GypsyMoth Fri 29-Jul-11 11:00:50

I was in a homeless hostel with 4 dc for a YEAR waiting for social housing to be freed up!!!!

How can you block like this? Do you have dc together? Who works?

SuePurblybilt Fri 29-Jul-11 11:02:52

How the feckery does a single man get a HA flat? Does he have custody of children?

AgentProvocateur Fri 29-Jul-11 11:04:10

I feel for you, being stuck out in the sticks with no transport, but YABVU complain about your circumstances, yet admit to having "separated financially" so that you can get more money and a house each. What you call "separating financially", others might call "benefit fraud".

ENormaSnob Fri 29-Jul-11 11:08:59

Are you together or not? confused

FreudianSlipper Fri 29-Jul-11 11:12:28

sorry i do not get this i am entitled to it so i shall get it attitude, ha and council are for those in need not to support a life style choice if you are still together this really is abusing the system.

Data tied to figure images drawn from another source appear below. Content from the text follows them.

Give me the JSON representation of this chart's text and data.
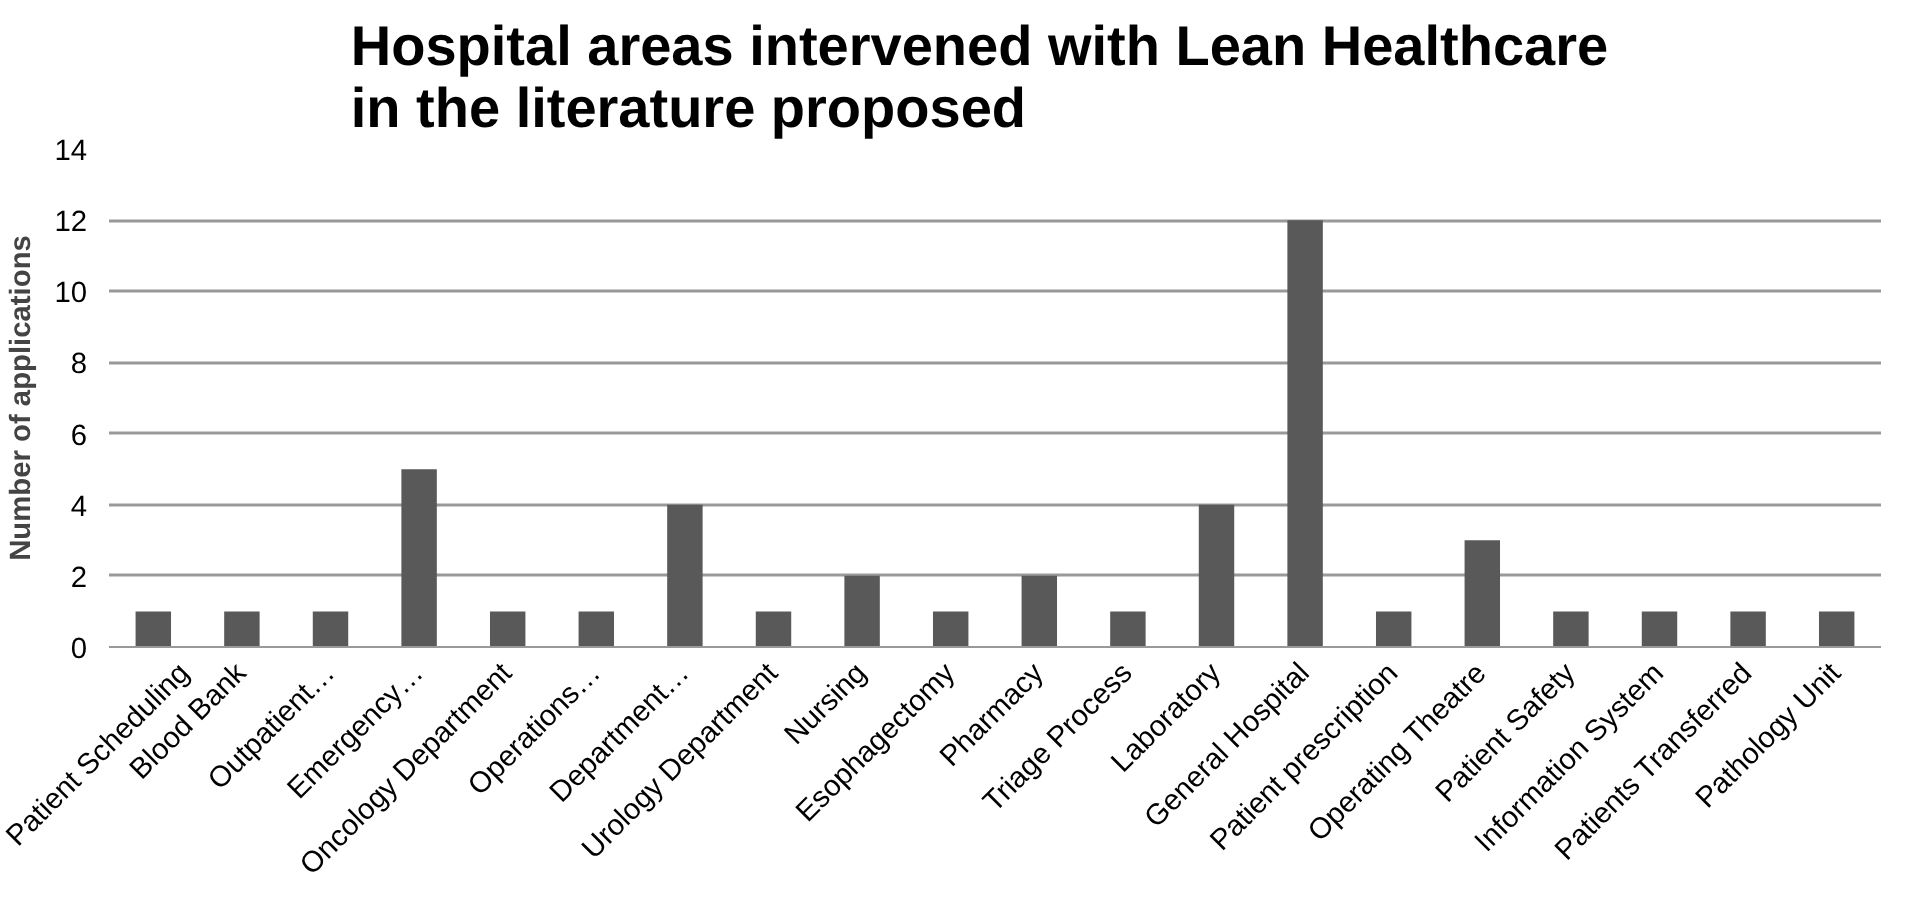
{
  "chart_data": {
    "type": "bar",
    "title": "Hospital  areas intervened  with Lean Healthcare\nin the literature proposed",
    "ylabel": "Number of applications",
    "categories": [
      "Patient Scheduling",
      "Blood Bank",
      "Outpatient…",
      "Emergency…",
      "Oncology Department",
      "Operations…",
      "Department…",
      "Urology Department",
      "Nursing",
      "Esophagectomy",
      "Pharmacy",
      "Triage Process",
      "Laboratory",
      "General Hospital",
      "Patient prescription",
      "Operating Theatre",
      "Patient Safety",
      "Information System",
      "Patients Transferred",
      "Pathology Unit"
    ],
    "values": [
      1,
      1,
      1,
      5,
      1,
      1,
      4,
      1,
      2,
      1,
      2,
      1,
      4,
      12,
      1,
      3,
      1,
      1,
      1,
      1
    ],
    "color": "#595959",
    "ylim": [
      0,
      14
    ],
    "yticks": [
      0,
      2,
      4,
      6,
      8,
      10,
      12,
      14
    ],
    "grid": "y"
  }
}
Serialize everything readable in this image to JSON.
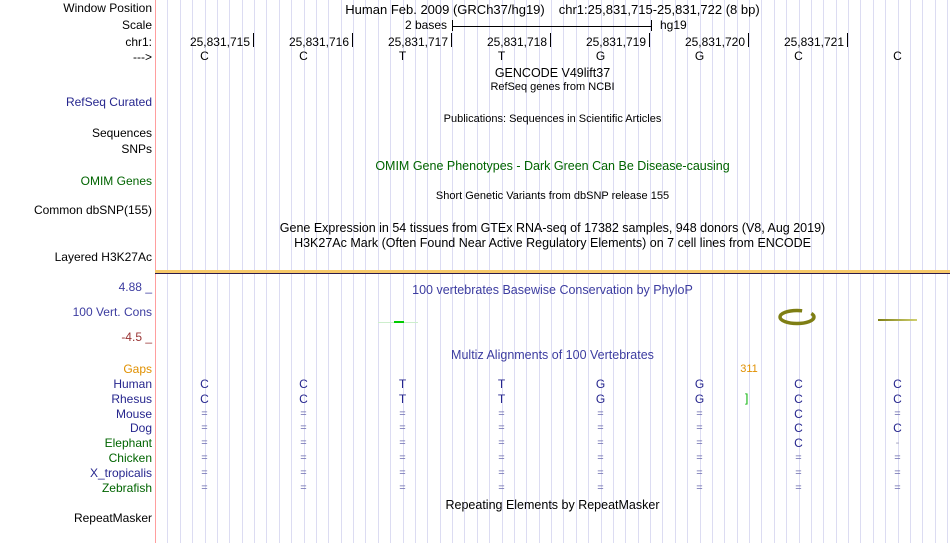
{
  "header": {
    "assembly_title": "Human Feb. 2009 (GRCh37/hg19)",
    "position_title": "chr1:25,831,715-25,831,722 (8 bp)",
    "scale_label": "2 bases",
    "assembly_short": "hg19"
  },
  "colors": {
    "black": "#000000",
    "navy": "#26268e",
    "blue": "#3c3ca0",
    "green": "#006400",
    "orange": "#e09000",
    "maroon": "#993333",
    "slate": "#6a6aae",
    "dash_grey": "#9a9ab8",
    "grid": "#dcdcf2",
    "guide_pink": "#ff9e9e",
    "h3k27ac_band": "#f6c868",
    "h3k27ac_edge": "#2a1a4a",
    "olive": "#7e7e14",
    "olive_fade": "#d0d070",
    "bright_green": "#00cc00",
    "pale_green": "#cdeecd",
    "bracket_green": "#00b000",
    "tick": "#000000"
  },
  "left_labels": [
    {
      "text": "Window Position",
      "color": "black"
    },
    {
      "text": "Scale",
      "color": "black"
    },
    {
      "text": "chr1:",
      "color": "black"
    },
    {
      "text": "--->",
      "color": "black"
    },
    {
      "text": "RefSeq Curated",
      "color": "navy"
    },
    {
      "text": "Sequences",
      "color": "black"
    },
    {
      "text": "SNPs",
      "color": "black"
    },
    {
      "text": "OMIM Genes",
      "color": "green"
    },
    {
      "text": "Common dbSNP(155)",
      "color": "black"
    },
    {
      "text": "Layered H3K27Ac",
      "color": "black"
    },
    {
      "text": "4.88 _",
      "color": "blue"
    },
    {
      "text": "100 Vert. Cons",
      "color": "blue"
    },
    {
      "text": "-4.5 _",
      "color": "maroon"
    },
    {
      "text": "RepeatMasker",
      "color": "black"
    }
  ],
  "ruler": {
    "positions": [
      "25,831,715",
      "25,831,716",
      "25,831,717",
      "25,831,718",
      "25,831,719",
      "25,831,720",
      "25,831,721"
    ]
  },
  "sequence": [
    "C",
    "C",
    "T",
    "T",
    "G",
    "G",
    "C",
    "C"
  ],
  "track_texts": [
    {
      "text": "GENCODE V49lift37",
      "color": "black"
    },
    {
      "text": "RefSeq genes from NCBI",
      "color": "black"
    },
    {
      "text": "Publications: Sequences in Scientific Articles",
      "color": "black"
    },
    {
      "text": "OMIM Gene Phenotypes - Dark Green Can Be Disease-causing",
      "color": "green"
    },
    {
      "text": "Short Genetic Variants from dbSNP release 155",
      "color": "black"
    },
    {
      "text": "Gene Expression in 54 tissues from GTEx RNA-seq of 17382 samples, 948 donors (V8, Aug 2019)",
      "color": "black"
    },
    {
      "text": "H3K27Ac Mark (Often Found Near Active Regulatory Elements) on 7 cell lines from ENCODE",
      "color": "black"
    },
    {
      "text": "100 vertebrates Basewise Conservation by PhyloP",
      "color": "blue"
    },
    {
      "text": "Multiz Alignments of 100 Vertebrates",
      "color": "blue"
    },
    {
      "text": "Repeating Elements by RepeatMasker",
      "color": "black"
    }
  ],
  "alignment": {
    "gap_count": "311",
    "bracket": "]",
    "rows": [
      {
        "name": "Gaps",
        "color": "orange",
        "cells": [
          "",
          "",
          "",
          "",
          "",
          "",
          "",
          ""
        ]
      },
      {
        "name": "Human",
        "color": "navy",
        "cells": [
          "C",
          "C",
          "T",
          "T",
          "G",
          "G",
          "C",
          "C"
        ]
      },
      {
        "name": "Rhesus",
        "color": "navy",
        "cells": [
          "C",
          "C",
          "T",
          "T",
          "G",
          "G",
          "C",
          "C"
        ]
      },
      {
        "name": "Mouse",
        "color": "navy",
        "cells": [
          "=",
          "=",
          "=",
          "=",
          "=",
          "=",
          "C",
          "="
        ]
      },
      {
        "name": "Dog",
        "color": "navy",
        "cells": [
          "=",
          "=",
          "=",
          "=",
          "=",
          "=",
          "C",
          "C"
        ]
      },
      {
        "name": "Elephant",
        "color": "green",
        "cells": [
          "=",
          "=",
          "=",
          "=",
          "=",
          "=",
          "C",
          "-"
        ]
      },
      {
        "name": "Chicken",
        "color": "green",
        "cells": [
          "=",
          "=",
          "=",
          "=",
          "=",
          "=",
          "=",
          "="
        ]
      },
      {
        "name": "X_tropicalis",
        "color": "navy",
        "cells": [
          "=",
          "=",
          "=",
          "=",
          "=",
          "=",
          "=",
          "="
        ]
      },
      {
        "name": "Zebrafish",
        "color": "green",
        "cells": [
          "=",
          "=",
          "=",
          "=",
          "=",
          "=",
          "=",
          "="
        ]
      }
    ]
  }
}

MrsWembley Fri 29-Jul-11 11:19:42

I too am confused - 'we now have two flats'hmm

I don't understand how HA provision works as I've never claimed anything off the state (until I had children and now that's only child benefit), but this sounds very dodgy, especially when you describe yourselves as having separated 'financially'. Think about what you're asking and who you are asking it of before posting on AIBU. angry

manicbmc Fri 29-Jul-11 11:22:57

I'm really liberal in my attitudes but even I find it a bloody piss take that you are together but living separately in 2 HA properties. It took me a year to get my tiny council house. I was in an emotionally, and eventually physically, abusive marriage where a refuge/b and b was not an option because of my ds's disability.

You moved there. Your choice. Try making the most of it. At least you have somewhere to live.

GypsyMoth Fri 29-Jul-11 11:23:26

HA works by a waiting list after being allocated points/banding. Long lists in most places. How he managed to get one alone based on what op states, is beyond me!

Unless he lied to get it? He had a suitable home with you op, he wasn't homeless! Has he suddenly become disabled?

If you had declared he lived with you then how has he got himself a separate place? Did you declare him?

caramelwaffle Fri 29-Jul-11 11:27:28

I think he may, just may, have declared that he was single, with the child, to be "bumped" up the list (as OP had already secured one of the HA flats)

caramelwaffle Fri 29-Jul-11 11:28:43

...or lives in an area with short (is it possible?) lists.

HeatherSmall Fri 29-Jul-11 11:33:36

Well the OP won't be back unless she has the hide of a Rhino.

Memeandme Fri 29-Jul-11 12:15:21

When my friends split up her partner was given a ha flat, they knew he didn't have the kids with him so it does sometimes happen

SiamoFottuti Fri 29-Jul-11 12:18:52

oh god not another one....

GypsyMoth Fri 29-Jul-11 12:19:43

The flat he got us big enough for all of them to stay in tho...... Op moves between the 2. Don't know how many or how many dc, but it's suitable for them all!